I agree with some of the other reviews... Shubaly is definitely self-centered, and he's truly a writer because he seems to feel everything more profoundly than he should, and seems to believe everything that happens to him has a more profound purpose or meaning than it really does.
I chose this book over the one about running based on the reviews that claimed that one was more about his drinking/drugging/badboy lifestyle than his love of running, and that he came off as self-indulgent in it. I can see that, because in this book, every time he waxed on about his drinking and drugging days, he did it with a bit of self-deprecation and a whole lot of grandiose, dramatic wording. You can tell he's trying to paint a very specific picture of himself. Maybe it's the truth, maybe it's not, but either way, it sorta made me roll my eyes.
The reason I want to give it four stars, is because he really is a pretty good writer. It's not always easy to write a short story and keep it short and complete at the same time. He managed that, and to be honest, I had trouble putting this one down, so I can't deny it's an entertaining story, even if it sort of... fell into his Shubaly's lap, seemingly. There were moments where he really made me feel for him, too, even though I started out not really liking him all that much. And he tries to be pretty honest about his own shortcomings, even if you can tell he believes them to be romantic flaws, rather than pathetic ones.
I gave it three stars, because ultimately, I knew what was coming long before Shubaly did.

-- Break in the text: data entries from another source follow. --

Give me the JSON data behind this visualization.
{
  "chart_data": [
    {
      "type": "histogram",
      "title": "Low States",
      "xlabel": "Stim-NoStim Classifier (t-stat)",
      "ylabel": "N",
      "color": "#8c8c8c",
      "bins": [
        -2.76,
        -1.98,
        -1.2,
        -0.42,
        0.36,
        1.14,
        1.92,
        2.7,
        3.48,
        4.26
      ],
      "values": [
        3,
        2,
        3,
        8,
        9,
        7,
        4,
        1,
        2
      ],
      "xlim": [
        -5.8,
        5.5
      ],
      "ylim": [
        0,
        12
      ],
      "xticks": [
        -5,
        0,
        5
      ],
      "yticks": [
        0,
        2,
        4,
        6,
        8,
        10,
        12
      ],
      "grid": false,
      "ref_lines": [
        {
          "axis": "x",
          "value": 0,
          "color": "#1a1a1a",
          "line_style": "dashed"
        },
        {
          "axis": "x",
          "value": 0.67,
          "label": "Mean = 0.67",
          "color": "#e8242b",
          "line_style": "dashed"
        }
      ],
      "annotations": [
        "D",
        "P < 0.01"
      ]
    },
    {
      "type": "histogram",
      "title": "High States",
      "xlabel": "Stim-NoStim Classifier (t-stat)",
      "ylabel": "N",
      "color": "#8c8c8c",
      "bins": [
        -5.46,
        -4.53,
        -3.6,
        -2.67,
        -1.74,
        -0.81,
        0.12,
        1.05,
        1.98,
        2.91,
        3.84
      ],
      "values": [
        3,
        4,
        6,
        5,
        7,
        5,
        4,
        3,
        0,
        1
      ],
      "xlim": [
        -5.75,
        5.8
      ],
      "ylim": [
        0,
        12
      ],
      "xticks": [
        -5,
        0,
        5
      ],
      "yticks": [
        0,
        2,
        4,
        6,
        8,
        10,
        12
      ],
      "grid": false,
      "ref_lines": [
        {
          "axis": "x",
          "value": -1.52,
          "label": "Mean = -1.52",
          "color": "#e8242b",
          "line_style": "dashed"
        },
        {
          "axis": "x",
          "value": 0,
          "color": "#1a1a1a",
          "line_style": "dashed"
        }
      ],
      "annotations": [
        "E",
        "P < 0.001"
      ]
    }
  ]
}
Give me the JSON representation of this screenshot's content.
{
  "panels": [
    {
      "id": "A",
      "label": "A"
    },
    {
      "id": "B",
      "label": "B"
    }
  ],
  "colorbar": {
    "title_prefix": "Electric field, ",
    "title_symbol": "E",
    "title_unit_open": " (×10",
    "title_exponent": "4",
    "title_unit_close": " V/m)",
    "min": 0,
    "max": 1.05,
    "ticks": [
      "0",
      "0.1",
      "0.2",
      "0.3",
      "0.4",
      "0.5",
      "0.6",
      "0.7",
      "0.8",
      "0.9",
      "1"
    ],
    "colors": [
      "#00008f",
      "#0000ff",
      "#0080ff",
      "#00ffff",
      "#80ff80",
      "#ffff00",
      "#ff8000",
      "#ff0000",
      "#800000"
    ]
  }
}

Not that I blame him for that... what happened to him is unfortunately a common occurrence in this digital age, and I think we can all say we've had some sort of experience similar to his, if not quite at that level, and it's pretty hard to see the forest for the trees when you're in the thick of it. I just feel as though his own narcissism and superficiality allowed him to be an easy target (which in a roundabout way, he does admit, though I never feel like he really gets it). The part of me that wants to give him four stars is the part reminds me that we can all fall prey to the same self-centeredness that renders one blind, especially where sex and love are concerned (yes, in that order, even if Shubaly seems unable to admit that, too). In the end, though, he gets the three stars for being a good writer/storyteller, but loses on the fourth because he just... couldn't really make me sympathize with him, which in turn made me feel as if I was just being recounted a story by a friend. It was fascinating, exciting at times, and you felt for him, but in the end you really just wanna smack him upside the head and say, "Duh. And what did you learn from this?"
My guess is kinda not what he was supposed to. But that's to be expected, too, and I'm not sure he can be blamed.
Bottom Line? It's a cheap (price-wise), compelling, and definitely worth the read, if only to teach you a lesson about what can happen when you buy into your own hype and lose your ability to question what's probably too good to be true.